The nastiest thing about the plastic refuse in the ocean is that it’s the perfect material for toxic absorption. That means the plastic itself constantly increases its harmful potential the longer it stays in the water by becoming progressively toxic. Instead of degrading it breaks into smaller pieces which afterwards make contact with other poisonous waste and life forms.

Fish surely succumb to the Trashmageddon

When fisherman deliberately dispose of their fishing gear in the ocean or just forget some of their nets floating in the ocean this turns into another method of environmental breakdown called ghost fishing. The fishermen’s waste appears to occasionally be more deadly than the fishing process itself.

hammer shark entangled from ocean waste

It’s an entangled hammer shark

In 1992 a fishing net with a length of 1500 meters managed to entangle 99 seabirds, 75 salmons and 2 sharks. This ball of marine meat travelled 60 miles afterwards before it eventually turned into organic waste. According to JNCC Lobster worth about 250 million dollars, supposed to be sold on the US market, is killed every year due to ghost fishing.

The toxic plastic rubbish we mentioned earlier seems to be a vital part of the fish’s menu. The same fish is brought to our table not long after it has munched loads of harmful waste and we consume these toxins without being aware of what gets into our digestive system. Maybe you should reconsider the origin of the fish you’re going to buy from the supermarket from now on. That might surely reduce the possibility to come upon low-quality products.

Sea turtles suffer even more from the ocean waste

a sea turtle deformed from plastic ring waste

looks like an 8

Jellyfish is one of the most delightful food for the sea turtles. Unfortunately, plastic bags and other translucent materials resemble jellyfish perfectly seen through the eyes of the marine animals and much of that junk ends up in their stomach, causing painful death to the creatures. Even plastic straws can lead to unimaginable pain for the turtles as it is evident from this video clip.
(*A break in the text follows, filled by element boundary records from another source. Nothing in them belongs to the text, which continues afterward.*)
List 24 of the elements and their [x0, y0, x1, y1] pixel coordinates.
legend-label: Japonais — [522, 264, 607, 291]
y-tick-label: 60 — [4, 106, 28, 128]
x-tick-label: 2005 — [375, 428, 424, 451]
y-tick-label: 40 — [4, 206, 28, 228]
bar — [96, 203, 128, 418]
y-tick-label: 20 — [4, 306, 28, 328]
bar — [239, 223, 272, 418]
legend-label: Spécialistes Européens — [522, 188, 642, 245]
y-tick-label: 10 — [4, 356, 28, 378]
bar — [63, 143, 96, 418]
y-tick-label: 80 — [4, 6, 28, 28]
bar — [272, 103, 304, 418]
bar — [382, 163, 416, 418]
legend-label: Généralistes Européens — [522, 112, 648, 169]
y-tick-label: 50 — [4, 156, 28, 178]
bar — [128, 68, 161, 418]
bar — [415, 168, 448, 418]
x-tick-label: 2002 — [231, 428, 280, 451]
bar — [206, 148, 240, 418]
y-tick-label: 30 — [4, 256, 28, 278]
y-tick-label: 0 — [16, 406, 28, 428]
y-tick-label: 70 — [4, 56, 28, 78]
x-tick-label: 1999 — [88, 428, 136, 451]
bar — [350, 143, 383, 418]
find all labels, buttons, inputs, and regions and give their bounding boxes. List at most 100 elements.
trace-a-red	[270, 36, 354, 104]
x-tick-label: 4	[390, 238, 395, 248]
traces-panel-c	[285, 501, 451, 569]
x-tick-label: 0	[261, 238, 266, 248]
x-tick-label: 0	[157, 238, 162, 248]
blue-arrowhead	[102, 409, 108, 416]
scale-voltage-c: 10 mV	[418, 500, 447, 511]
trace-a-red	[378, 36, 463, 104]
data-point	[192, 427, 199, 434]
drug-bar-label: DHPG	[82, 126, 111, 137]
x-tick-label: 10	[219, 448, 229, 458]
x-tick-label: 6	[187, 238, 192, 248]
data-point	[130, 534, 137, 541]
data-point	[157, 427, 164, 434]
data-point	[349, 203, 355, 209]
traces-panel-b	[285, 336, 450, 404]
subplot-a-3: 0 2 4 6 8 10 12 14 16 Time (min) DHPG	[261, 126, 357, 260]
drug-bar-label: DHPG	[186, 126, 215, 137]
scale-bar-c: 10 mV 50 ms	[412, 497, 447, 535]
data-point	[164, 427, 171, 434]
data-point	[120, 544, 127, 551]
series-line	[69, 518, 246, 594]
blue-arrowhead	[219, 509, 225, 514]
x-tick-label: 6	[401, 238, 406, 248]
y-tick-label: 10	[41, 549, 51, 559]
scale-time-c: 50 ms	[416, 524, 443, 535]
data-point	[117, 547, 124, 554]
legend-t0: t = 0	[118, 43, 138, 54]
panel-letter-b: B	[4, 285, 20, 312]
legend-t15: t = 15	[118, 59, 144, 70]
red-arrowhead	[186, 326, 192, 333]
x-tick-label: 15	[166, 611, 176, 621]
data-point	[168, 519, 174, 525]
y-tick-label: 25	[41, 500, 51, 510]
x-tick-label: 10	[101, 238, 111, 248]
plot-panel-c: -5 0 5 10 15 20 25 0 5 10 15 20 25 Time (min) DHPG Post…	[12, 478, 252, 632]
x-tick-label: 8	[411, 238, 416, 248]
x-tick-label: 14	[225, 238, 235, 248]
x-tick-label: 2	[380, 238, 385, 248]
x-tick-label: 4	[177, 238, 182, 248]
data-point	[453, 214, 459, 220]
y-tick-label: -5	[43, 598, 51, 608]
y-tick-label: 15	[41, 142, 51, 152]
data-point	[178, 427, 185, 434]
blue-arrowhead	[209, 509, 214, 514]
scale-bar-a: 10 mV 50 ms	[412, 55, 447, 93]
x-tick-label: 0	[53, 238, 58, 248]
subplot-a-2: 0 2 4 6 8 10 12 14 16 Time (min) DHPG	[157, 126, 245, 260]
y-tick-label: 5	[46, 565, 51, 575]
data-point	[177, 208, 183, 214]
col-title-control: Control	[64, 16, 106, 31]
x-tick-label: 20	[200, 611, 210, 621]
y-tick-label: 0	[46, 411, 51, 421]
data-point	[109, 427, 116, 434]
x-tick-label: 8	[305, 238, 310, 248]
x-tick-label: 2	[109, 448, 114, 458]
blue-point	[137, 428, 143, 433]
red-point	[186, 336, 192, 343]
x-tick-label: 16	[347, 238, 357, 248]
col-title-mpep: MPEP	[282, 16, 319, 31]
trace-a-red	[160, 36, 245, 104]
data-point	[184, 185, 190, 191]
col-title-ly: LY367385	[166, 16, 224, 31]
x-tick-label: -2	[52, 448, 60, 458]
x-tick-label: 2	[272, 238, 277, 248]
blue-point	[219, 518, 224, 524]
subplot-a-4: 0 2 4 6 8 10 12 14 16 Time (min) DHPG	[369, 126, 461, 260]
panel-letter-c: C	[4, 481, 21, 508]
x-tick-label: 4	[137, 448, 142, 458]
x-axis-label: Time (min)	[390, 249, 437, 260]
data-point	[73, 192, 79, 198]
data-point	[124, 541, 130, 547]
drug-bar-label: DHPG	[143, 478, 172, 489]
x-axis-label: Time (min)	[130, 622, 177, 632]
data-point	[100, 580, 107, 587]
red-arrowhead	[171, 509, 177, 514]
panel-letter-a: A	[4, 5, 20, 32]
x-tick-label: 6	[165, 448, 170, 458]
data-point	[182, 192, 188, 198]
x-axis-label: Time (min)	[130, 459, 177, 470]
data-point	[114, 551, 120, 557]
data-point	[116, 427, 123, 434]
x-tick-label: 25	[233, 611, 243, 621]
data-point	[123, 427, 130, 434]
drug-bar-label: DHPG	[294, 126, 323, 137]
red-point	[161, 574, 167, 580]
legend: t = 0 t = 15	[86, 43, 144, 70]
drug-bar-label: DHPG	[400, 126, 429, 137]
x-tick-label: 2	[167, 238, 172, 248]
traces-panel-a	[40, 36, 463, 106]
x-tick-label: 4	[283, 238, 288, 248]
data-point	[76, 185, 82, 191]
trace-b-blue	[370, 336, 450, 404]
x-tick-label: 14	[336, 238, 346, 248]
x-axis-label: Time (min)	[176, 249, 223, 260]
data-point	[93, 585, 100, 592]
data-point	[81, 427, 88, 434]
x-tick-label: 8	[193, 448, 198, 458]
Similar to how the birds get entangled in monofilament nets, as I stated in my previous article, the turtles get in the same trap and often this leads to their departure from life. This is not the most painful method for animal execution though. Not so rarely plastic rings surround the sea turtles when they are still very young and this prevents the growth of certain areas of their body through their whole life.

Seals and Sea lions

Entanglement doesn’t harm just birds and turtles but everything that swims in the ocean waters including seals and sea lions. 58% of seal species have been a subject of research that has the aim to give information on how many animals of this family become victims of the chaotically floating rubbish in the ocean.

From 0.16% and up to 1.6% of the whole population of both seals and sea lions eventually end up dying because of entanglement. In areas like Mexico almost 8% of the California sea lions get wrapped in the deadly grip and never escape from it. Have in mind that this statistics cannot be fully accurate due to the fact that all dead animals were found on the shore and there is no data for these that have perished into the sea.

Is any prevention or clean-up of marine debris possible ?

It’s not just achievable but many well-developed countries have already taken actions to reduce the global waste footprint. Adopting a zero-waste lifestyle is also a goal for internationally-known companies like Subaru and Xerox which have reconsidered the way they dispose of their trash.

Since 1980 a lot of efforts initiated by volunteers have been made to prevent the Hawaiian monk seal from extinction. In 1998 NGOs, federal and state institutions combined their efforts and succeeded in removing about 190 tons of fishing gear that was threatening the endangered seal species.

We, as a rubbish removal company which cares about the environment, are very concerned about the impact of waste on the wildlife and therefore aim to raise awareness about it, using all available resources. The first step to dealing with a problem is to acquire knowledge about it and learn how to manage it. When you are already prepared to face the challenge, you start looking for the most effective solutions and execute them successfully.